Tuesday, January 25, 2011

Small Town

Yesterday my son was home from school. He was not sick. In fact, he was the picture of perfect health and didn't stop moving or talking the entire day. Why was he home? Because he had the poor timing to throw up at a birthday party the day before. At 4:30pm. That was attended by every child in his class. And many of their parents. I was a victim of public-sickdom.

I am not sure how it is done in your big city schools, but in our little town word travels fast, and when a child publicly vomits, twice, your reputation as a parent is on the line. Sure, you could send him in the next morning since he never had a fever and after the initial *incident* immediately resumed normal activity, including eating his body weight in dinner. But our town is too small to risk it. My children would be getting their diplomas and I would still be whispered about as *that mom who sent her son to school with the stomach flu and all our children got it because of her*. I am not a strong enough person to stand up to that.

Don't get me wrong. I love our small town. At only 2 miles square it is a mini-Mayberry that also has the advantage of being 10 miles outside of DC. One minute you are in Mayberry, the next minute you are at the White House. It's a win-win. In Mayberry you are always running into people you know. You go to the Starbucks and see familiar faces. Same with the grocery store, the pharmacy, the library, the community center, one of the 10 places for pizza or at the 7-11 when you are buying slurpees after a soccer game. It's great to have such a close-knit community that is so warm and friendly. It's one of the main reasons we moved here.

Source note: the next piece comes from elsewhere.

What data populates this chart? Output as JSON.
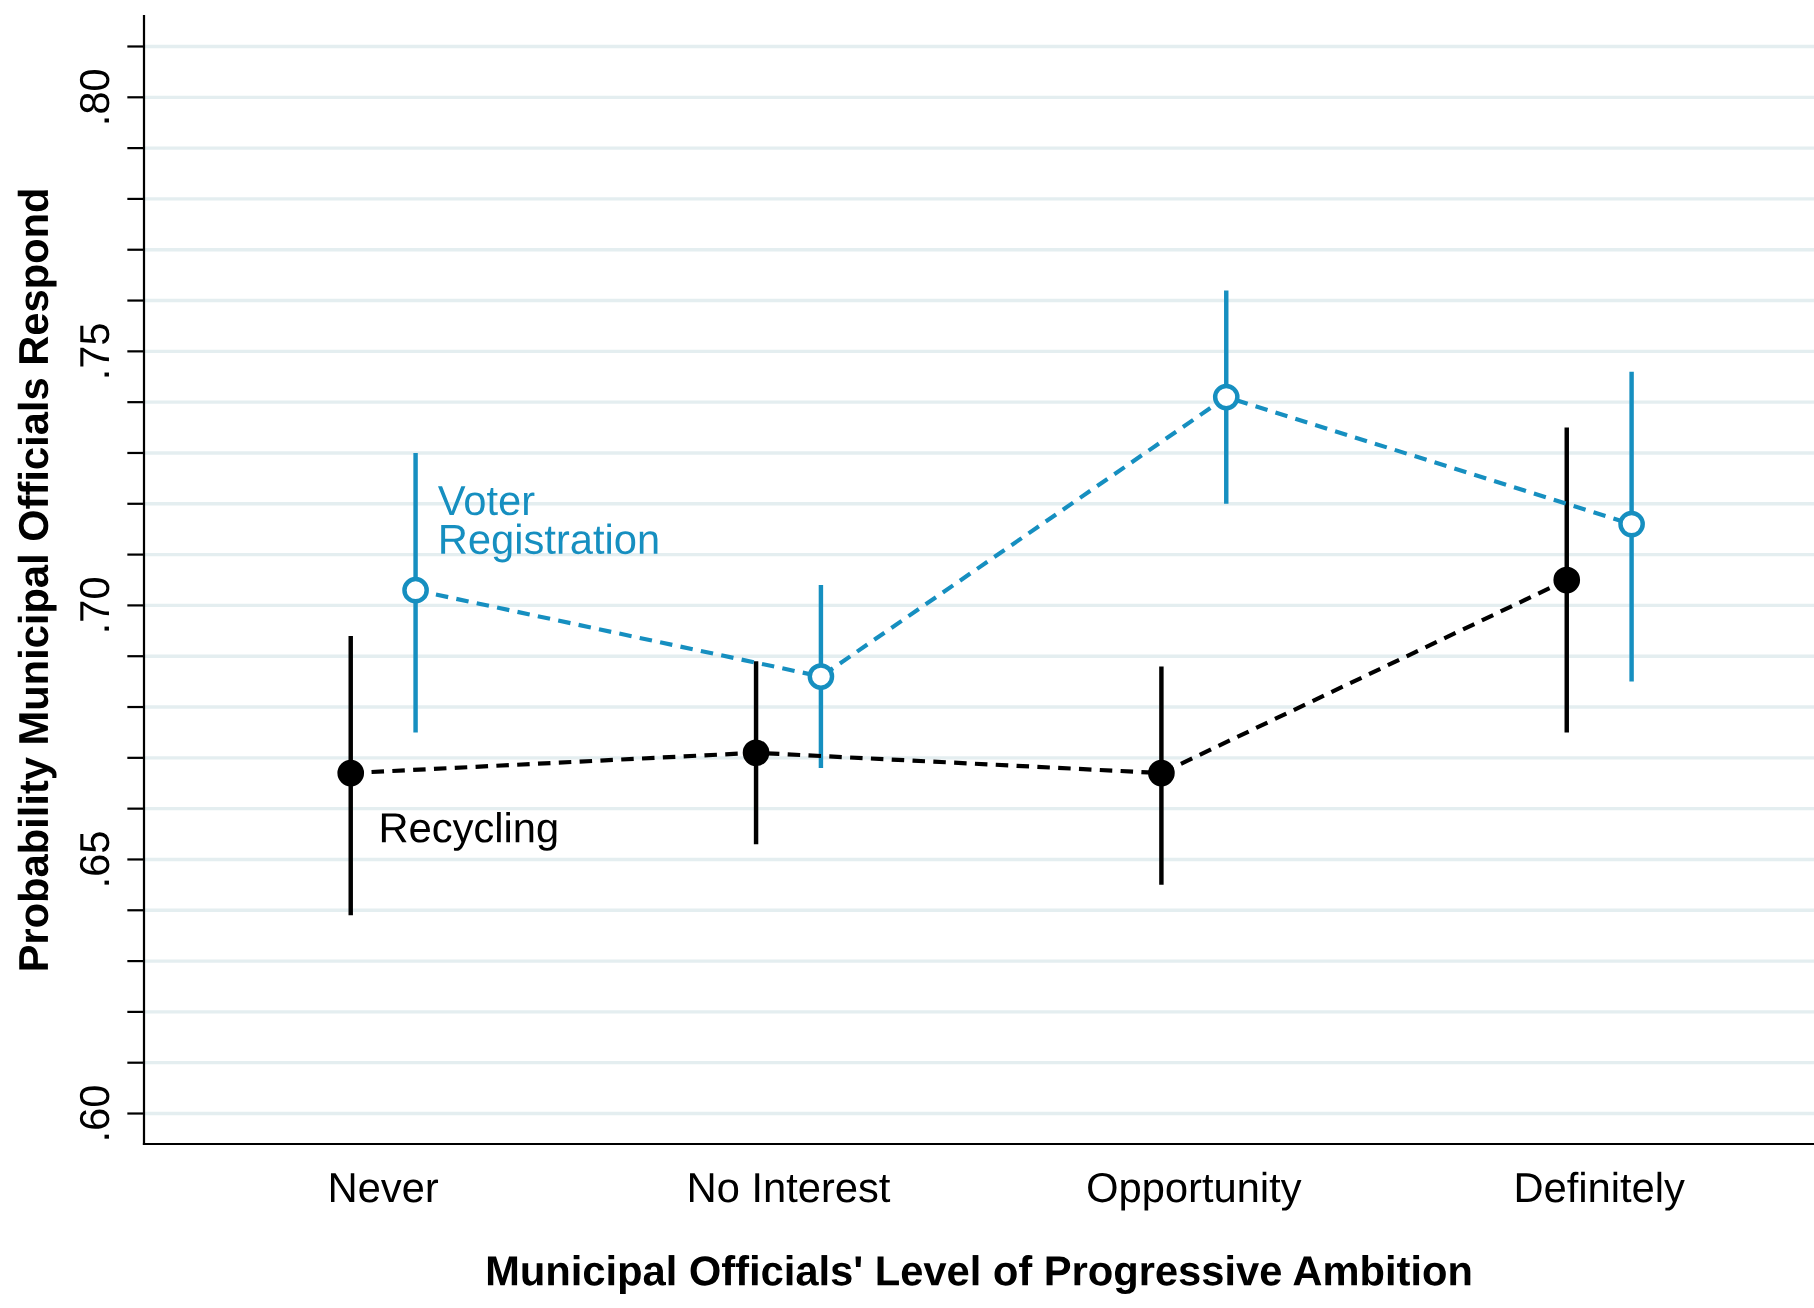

Except when you are looking for a little anonymity. Sometimes you just want to go to the Rite Aid, get your Nyquil and come home. Especially when you have a terrible cold and haven't managed to shower for two days and used your only available energy to steer the car to the store. You are about to pay for your cold medicine and retreat back to the safety of your bed, but then you see her. The room parent for your child's class. Smiling. Friendly. Wanting to chat you up and thank you for all the help you have provided the class this year. Politely overlooking your haggard appearance and smell. And you have to stop and talk and smile and nod, all the while feeling like you are talking from inside a bubble. Because this is Mayberry. And everyone is friendly.

Or then there are the times you have exactly 10 minutes to get in and out of the grocery store with 10 critical items that your family needs or there will be a mutiny. And if you don't get out in ten minutes then you will be late to pick up your daughter from parasailing lessons. Again. So you go into the store and *of course* you run into three people you know, two of which you haven't seen in months and want to catch up and talk about your great new hair cut, and one who recently had a baby so not to stop and chat would be rude. And so instead of getting the ten critical things you get two and are still late to get your daughter.

And then there is the gym. When I am running on the treadmill it is a spectacle to say the least. Not only am I bright red and dripping sweat, I am out of breath and physically *can't* chat. I probably need to find a gym two towns over, where I don't know anyone. Or maybe wear a disguise.

But these are small prices to pay for living in such a wonderful community where we literally have a *town hall* and it located next to the *community center*. A town where your children are one day crawling around in the sand box with a bunch of other toddlers at the playground and before you know it are getting ready for prom with those same girls and boys. And you know the parents who will be driving.

So no, you can't get away with anything around here, including sending your child to school if he is seen vomiting less than 12 hours earlier. But I am okay with that because I know the parents who helped me find his coat and get him to the car so I could take him home and the woman at the front desk who knows us from the cooking camp my kids took last summer who held the door for us and the moms who were coming in to pick up their children from basketball practice as we were going out who told him to *feel better soon*.

1 comment:

  1. This is good stuff, S. Making me feel a little bit self-conscious about the quality of my writing now. Thanks a lot.